# Beeman 1074



## Powerfisher (Jan 28, 2009)

So, I live within city limits and we can not discharge a firearm, but the coyotes can run wild and eat up all the cats and small dogs in the area, get into garbage and are a real problem, and they do so without fear. There are no predetors to control the population. They sit on poarches, trying to bait domestic dogs into a waiting pack, they sneak around yards looking for cats, they jump 6' fences and get into back yards for the little dogs and so on. I have lost three cats and wont own anymore. I do have a JRT and Yellow Lab and dont need a confrontation cuz i will just get out the 12 gauge and some 00 Buckshot and get myself in big trouble. So, I am in coyote populatin control mode. I just bought a Beeman 1074 w/.22/.177 interchangable. The .22 states to go 800 FPS. Is this enough to kill a yote @ 25-30yds? No body shots, im talking through the eye into the brain. Some post say yes and smoe say no way. Before I wound an animal, should my new air rifle do the trick or should I invest in a better, faster air rifle. Thanks.


----------



## Ambush Hunter (Jun 29, 2009)

First of all, if I had a coyote around my house threatening to injure or kill my kid or a dog, I WILL kill it with a firearm regardless of the city law. If they have a problem with that, I guess I will take a big pleasure suing the city for allowing dangerous animals roam my neighborhood, my private property, and present a clear danger to humans. I have that right. Thankfully, most of subdivisions don't have that problem, but in rural areas, you have no choice but to shoot to protect your stock animals and property.
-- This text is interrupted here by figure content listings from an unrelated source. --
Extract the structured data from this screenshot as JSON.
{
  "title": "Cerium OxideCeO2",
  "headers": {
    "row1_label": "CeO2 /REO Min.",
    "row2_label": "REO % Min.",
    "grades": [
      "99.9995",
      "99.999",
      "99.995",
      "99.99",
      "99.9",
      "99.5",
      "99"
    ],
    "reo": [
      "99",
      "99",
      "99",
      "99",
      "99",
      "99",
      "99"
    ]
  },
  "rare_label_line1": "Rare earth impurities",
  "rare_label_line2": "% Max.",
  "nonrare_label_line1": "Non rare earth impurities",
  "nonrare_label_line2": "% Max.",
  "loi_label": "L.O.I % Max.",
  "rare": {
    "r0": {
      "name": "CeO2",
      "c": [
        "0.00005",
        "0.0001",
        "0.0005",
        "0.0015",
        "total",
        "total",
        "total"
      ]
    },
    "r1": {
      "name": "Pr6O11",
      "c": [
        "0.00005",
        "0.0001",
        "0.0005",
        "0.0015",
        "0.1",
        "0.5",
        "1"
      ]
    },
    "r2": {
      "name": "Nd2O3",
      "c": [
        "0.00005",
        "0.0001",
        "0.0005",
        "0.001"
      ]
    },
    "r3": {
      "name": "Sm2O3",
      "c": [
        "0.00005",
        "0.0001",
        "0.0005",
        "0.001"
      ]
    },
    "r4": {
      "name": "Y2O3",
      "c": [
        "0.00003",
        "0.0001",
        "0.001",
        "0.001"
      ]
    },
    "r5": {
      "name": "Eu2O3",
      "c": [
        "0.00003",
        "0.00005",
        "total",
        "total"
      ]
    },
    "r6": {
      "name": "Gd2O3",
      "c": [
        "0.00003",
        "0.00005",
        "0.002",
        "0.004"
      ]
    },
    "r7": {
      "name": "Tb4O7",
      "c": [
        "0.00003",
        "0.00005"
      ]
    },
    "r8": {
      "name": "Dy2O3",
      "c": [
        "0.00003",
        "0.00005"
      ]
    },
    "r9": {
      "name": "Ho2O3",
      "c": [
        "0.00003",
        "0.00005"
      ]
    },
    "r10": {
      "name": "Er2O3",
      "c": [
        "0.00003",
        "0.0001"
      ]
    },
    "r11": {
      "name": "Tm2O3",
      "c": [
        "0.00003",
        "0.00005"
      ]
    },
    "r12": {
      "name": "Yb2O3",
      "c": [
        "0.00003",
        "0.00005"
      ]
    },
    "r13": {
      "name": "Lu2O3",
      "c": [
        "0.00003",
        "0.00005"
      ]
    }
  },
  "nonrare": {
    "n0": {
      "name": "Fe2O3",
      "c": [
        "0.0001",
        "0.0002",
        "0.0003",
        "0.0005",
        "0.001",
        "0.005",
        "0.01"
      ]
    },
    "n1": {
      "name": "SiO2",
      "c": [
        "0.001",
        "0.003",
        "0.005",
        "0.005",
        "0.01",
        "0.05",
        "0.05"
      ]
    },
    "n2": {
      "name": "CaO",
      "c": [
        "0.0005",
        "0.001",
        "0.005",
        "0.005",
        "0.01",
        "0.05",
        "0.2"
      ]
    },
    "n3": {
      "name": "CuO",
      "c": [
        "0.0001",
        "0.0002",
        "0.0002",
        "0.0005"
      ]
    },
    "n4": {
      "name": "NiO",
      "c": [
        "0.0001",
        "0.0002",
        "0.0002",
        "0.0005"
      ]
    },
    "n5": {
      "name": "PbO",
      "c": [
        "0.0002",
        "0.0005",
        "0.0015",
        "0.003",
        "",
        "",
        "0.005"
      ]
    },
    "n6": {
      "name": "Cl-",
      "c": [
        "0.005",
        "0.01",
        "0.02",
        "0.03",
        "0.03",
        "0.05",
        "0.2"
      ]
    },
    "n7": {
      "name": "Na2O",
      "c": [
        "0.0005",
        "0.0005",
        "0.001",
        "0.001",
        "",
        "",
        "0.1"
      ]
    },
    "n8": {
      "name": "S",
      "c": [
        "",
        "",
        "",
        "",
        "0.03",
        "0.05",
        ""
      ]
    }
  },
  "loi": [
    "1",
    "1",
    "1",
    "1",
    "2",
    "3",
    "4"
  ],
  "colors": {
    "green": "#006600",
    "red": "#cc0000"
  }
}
Second of all, the Beeman gun you talk about is a Chinese junk and will not allow you, accuracy-wise, to punch that pellet through an eye sucket. Besides, you need more foot-pounds to accomplish the task.


----------



## Powerfisher (Jan 28, 2009)

OK, so...what should I go with??? I am concerned about the FPS. Right now, I can hit a quarter @ 30yds every shot so I am not worried about the accuracy. I have several deformed quarters. I have read that the PBA Ammo adds some FPS to the pellet. That is my main concern. I have also read the the pellet fits too loose in the breech. I dont have any yet cuz all the stores around my house sells crossman or daisy in a .22 I guess there is only one way to find out........I live in S. Lake Tahoe, CA and if ANYBODY discharges a firearm in city limits for any reason, your goin to the pokie.....I have thought about a crossbow as well.


----------



## blowgunner62 (Nov 23, 2008)

Don't even think about using PBA. Get yourself some good pellets from Pyramyd air or something.


----------



## Ambush Hunter (Jun 29, 2009)

Do yourself a huge favor and throw your pellets away and do not waste your cash on PBA crap. Go to pyramydair.com and buy some high quality/consistent German and Czeck pellets. Test them. Stick with the most accurate. DON'T worry about FPS figures. You need to worry about ACCURACY and FPE first. Stay way below 1000 fps.


----------



## Powerfisher (Jan 28, 2009)

Thanks for the help guys. I dont know JACK about air rifles and didnt think it was gonna need this much thought. I will do some serious testing before I take a shot. And yes, if one of my pets or kids were threatened by a yote, I would gladly put it down and deal with the concequences later. Thanks again.


----------